As we enter into the new year of 2015, it is timely to consider what lessons we might have learned from the previous year. One that seems to be of major importance is that large corporations can increasingly expect to get hacked, and when they do they need to investigate how, by whom and why it happened. Take for example the recent Sony embarrassment. A major film stolen (IPR theft on a large scale), threats of attack on public cinemas (leading to withdrawal of the public release because of safety considerations) and as a result world governments exchanging insults in a major diplomatic incident. That’s quite an impact!
It seems that many enterprises are still way behind the curve in their thinking. Far from being a ‘Black Swan’, this was a predictable attack scenario, but it seems that many still have their heads buried deep in the sand with no real appreciation of the possibilities or the consequences. So in this issue we shall explore the concept of ‘forensic readiness’ as another SABSA Business Attribute.

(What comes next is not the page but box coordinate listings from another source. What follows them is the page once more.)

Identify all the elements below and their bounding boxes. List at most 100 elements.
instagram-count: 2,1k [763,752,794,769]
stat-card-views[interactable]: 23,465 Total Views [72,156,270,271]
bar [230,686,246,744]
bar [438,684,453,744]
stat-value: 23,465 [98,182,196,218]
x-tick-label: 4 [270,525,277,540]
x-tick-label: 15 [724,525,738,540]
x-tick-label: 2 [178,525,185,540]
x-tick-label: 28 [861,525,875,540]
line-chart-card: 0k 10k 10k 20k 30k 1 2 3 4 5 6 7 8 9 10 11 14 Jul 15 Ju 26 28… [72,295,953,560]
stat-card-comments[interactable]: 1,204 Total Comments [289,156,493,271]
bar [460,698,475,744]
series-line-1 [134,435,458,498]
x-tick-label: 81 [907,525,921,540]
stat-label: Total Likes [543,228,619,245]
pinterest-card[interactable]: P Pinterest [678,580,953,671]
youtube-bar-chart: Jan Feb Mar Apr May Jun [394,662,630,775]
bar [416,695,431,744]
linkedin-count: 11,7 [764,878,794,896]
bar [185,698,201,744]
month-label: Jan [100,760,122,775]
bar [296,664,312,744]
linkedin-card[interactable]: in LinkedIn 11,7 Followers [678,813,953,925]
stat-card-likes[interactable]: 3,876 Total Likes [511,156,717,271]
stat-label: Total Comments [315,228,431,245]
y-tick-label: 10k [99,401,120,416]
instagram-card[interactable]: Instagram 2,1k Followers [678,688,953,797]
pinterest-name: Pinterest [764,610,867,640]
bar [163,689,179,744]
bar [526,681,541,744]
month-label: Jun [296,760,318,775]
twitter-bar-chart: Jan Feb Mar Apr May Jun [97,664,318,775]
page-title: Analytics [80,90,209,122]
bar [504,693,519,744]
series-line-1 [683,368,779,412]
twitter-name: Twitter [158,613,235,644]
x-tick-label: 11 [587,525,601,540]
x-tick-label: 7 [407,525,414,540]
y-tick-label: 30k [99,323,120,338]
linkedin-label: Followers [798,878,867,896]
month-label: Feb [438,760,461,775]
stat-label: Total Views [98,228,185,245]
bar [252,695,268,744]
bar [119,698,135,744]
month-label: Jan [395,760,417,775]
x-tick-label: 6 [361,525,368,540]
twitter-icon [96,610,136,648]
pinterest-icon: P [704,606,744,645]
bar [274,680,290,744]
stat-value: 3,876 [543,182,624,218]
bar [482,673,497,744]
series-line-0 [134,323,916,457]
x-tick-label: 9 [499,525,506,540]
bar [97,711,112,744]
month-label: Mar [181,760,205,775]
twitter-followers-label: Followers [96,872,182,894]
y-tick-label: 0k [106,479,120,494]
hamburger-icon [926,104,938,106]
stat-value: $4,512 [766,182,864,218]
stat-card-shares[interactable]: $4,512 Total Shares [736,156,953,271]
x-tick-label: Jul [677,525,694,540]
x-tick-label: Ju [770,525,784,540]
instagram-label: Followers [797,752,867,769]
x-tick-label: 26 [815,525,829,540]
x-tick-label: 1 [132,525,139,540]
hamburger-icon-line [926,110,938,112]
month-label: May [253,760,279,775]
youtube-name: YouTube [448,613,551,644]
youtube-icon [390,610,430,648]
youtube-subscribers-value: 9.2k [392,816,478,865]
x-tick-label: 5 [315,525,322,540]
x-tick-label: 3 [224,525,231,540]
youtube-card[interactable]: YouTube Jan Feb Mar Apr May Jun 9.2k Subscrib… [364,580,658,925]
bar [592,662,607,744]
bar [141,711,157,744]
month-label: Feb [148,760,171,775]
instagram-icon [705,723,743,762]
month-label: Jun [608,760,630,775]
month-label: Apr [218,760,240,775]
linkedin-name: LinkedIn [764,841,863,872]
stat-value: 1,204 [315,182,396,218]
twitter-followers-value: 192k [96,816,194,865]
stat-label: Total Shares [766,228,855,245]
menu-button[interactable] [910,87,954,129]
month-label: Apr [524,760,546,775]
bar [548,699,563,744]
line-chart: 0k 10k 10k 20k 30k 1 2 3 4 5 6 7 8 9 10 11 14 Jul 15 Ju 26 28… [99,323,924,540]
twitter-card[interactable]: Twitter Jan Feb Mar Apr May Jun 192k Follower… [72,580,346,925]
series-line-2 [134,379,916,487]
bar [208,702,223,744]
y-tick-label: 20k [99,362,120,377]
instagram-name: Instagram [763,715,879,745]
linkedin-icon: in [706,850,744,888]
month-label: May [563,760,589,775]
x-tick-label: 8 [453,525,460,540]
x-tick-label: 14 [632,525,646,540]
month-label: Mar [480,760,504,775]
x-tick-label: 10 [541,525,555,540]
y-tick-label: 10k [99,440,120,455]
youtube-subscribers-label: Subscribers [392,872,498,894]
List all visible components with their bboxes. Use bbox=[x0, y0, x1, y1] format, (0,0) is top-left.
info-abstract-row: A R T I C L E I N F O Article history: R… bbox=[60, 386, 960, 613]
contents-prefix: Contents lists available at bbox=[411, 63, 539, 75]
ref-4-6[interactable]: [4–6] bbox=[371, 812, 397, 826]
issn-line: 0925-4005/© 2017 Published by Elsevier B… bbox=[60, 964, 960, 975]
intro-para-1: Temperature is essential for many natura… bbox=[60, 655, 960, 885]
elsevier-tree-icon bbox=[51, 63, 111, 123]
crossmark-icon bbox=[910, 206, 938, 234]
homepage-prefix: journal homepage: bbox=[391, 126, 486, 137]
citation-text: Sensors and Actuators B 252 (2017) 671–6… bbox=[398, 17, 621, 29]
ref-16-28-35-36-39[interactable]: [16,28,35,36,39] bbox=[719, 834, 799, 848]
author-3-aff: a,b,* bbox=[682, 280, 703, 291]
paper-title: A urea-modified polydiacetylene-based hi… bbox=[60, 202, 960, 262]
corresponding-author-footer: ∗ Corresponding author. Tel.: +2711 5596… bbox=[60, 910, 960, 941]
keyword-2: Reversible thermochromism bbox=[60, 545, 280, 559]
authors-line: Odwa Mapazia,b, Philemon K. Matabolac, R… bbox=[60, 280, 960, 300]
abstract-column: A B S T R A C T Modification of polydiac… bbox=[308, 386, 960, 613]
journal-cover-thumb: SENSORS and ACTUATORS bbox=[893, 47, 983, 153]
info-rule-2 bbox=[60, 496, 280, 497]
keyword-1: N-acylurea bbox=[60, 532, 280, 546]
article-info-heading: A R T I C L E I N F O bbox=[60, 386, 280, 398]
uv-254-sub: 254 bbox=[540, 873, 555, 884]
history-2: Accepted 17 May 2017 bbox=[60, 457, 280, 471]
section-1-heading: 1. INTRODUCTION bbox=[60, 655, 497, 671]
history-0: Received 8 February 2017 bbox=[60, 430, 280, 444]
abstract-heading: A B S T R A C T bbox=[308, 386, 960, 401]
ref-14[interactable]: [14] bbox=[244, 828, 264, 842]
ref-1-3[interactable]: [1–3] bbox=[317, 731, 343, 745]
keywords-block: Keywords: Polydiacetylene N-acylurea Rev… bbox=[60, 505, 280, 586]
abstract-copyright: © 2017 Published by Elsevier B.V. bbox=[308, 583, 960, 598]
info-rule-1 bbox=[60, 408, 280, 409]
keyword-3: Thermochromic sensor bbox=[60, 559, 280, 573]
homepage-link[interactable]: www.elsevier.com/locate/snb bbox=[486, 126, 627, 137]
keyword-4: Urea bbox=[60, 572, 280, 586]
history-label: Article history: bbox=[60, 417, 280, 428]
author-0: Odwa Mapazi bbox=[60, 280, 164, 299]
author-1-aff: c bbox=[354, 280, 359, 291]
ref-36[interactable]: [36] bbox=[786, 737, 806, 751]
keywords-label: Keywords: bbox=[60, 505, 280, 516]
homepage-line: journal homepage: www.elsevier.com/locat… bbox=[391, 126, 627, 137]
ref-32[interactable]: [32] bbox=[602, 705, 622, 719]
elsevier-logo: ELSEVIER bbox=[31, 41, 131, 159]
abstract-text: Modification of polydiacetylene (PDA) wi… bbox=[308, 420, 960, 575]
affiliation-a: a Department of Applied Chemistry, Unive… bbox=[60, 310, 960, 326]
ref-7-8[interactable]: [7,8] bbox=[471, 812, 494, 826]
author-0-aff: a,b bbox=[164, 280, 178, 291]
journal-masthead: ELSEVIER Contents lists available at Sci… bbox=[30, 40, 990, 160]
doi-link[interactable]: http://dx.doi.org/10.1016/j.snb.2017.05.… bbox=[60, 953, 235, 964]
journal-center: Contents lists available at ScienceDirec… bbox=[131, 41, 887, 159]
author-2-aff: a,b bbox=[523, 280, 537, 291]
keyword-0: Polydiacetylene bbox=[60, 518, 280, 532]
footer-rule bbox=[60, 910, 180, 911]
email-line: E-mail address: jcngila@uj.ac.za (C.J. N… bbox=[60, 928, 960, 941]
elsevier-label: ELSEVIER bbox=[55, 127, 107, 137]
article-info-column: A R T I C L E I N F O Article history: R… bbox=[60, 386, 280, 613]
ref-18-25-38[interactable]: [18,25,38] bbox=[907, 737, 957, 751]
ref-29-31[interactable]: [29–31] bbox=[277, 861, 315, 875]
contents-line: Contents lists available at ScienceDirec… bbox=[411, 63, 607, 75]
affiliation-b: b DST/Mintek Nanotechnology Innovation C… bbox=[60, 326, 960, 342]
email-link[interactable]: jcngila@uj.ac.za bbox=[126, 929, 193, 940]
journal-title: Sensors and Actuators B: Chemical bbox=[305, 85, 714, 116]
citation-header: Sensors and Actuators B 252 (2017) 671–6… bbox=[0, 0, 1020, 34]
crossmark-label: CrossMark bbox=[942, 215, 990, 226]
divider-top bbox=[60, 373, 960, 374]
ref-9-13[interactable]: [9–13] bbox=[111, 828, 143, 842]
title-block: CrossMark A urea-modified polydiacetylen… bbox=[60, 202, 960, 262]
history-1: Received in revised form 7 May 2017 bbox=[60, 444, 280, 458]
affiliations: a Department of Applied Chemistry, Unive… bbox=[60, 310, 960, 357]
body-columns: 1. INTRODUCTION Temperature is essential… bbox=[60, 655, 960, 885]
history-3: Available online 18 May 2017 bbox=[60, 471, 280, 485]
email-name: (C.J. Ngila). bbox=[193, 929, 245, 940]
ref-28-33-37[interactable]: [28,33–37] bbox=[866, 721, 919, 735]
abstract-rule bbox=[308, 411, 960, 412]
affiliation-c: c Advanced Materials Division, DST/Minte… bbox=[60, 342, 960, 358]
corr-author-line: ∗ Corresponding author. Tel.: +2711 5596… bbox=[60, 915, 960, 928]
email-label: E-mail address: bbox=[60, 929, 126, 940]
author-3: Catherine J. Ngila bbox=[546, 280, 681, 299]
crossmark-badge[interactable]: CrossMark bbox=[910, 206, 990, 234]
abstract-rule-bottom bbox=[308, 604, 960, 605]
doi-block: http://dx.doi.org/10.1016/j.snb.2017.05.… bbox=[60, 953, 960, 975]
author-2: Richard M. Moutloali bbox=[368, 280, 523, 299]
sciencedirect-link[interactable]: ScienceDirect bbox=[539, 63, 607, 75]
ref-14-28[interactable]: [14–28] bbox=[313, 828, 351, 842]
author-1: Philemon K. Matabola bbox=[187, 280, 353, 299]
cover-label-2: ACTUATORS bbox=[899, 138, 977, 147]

It is well established that digital forensics is an important tool in our armoury of security controls. There are many specialists offering services in this area. However, when they reach the scene of the crime they often find that evidence is either hard to find or badly contaminated. If we are to identify exactly what happened and by whom the attack was mounted, then we can do much to prepare for collecting evidence and protecting its integrity as being ‘admissible’ – another important SABSA Business Attribute. Legal and diplomatic proceedings need to be based on sound, incontrovertible forensic evidence, the integrity of which can be demonstrated beyond reasonable doubt.
This is not just ‘another control’ – it is something that needs to be designed into the entire systems architecture, but legacy architectures are not well conceived in this respect. It highlights the need for a business-driven security architecture that is based on a business risk assessment rather than a mere technical risk view. The impacts from the Sony incident are massive, but expert technical security analysts would never predict that without close engagement with their business colleagues, because they do not think in those business terms.
Developing successful security architecture is a multi-disciplinary activity that requires input from business stakeholders, experts in several specialised technical fields and architects who should be able to bring all of it together into one holistic view of how to manage business risk in a digital environment. The main architectural concept needed here a layered control strategy, as described in SABSA publications. Most organisations focus too much attention and investment on ‘preventive controls’, but a much more balanced approach is required. The diagram illustrates a layered ‘defence-in-depth’ control strategy in which evidence collection and preservation features as and integral part of the architecture.
It seems that we are still a long way from achieving this level of architectural sophistication in the real business world, and that SABSA thinking needs to be promoted to a much wider community. Well, that’s the job of The SABSA Institute, recently launched for public membership, and one day that goal will be realised.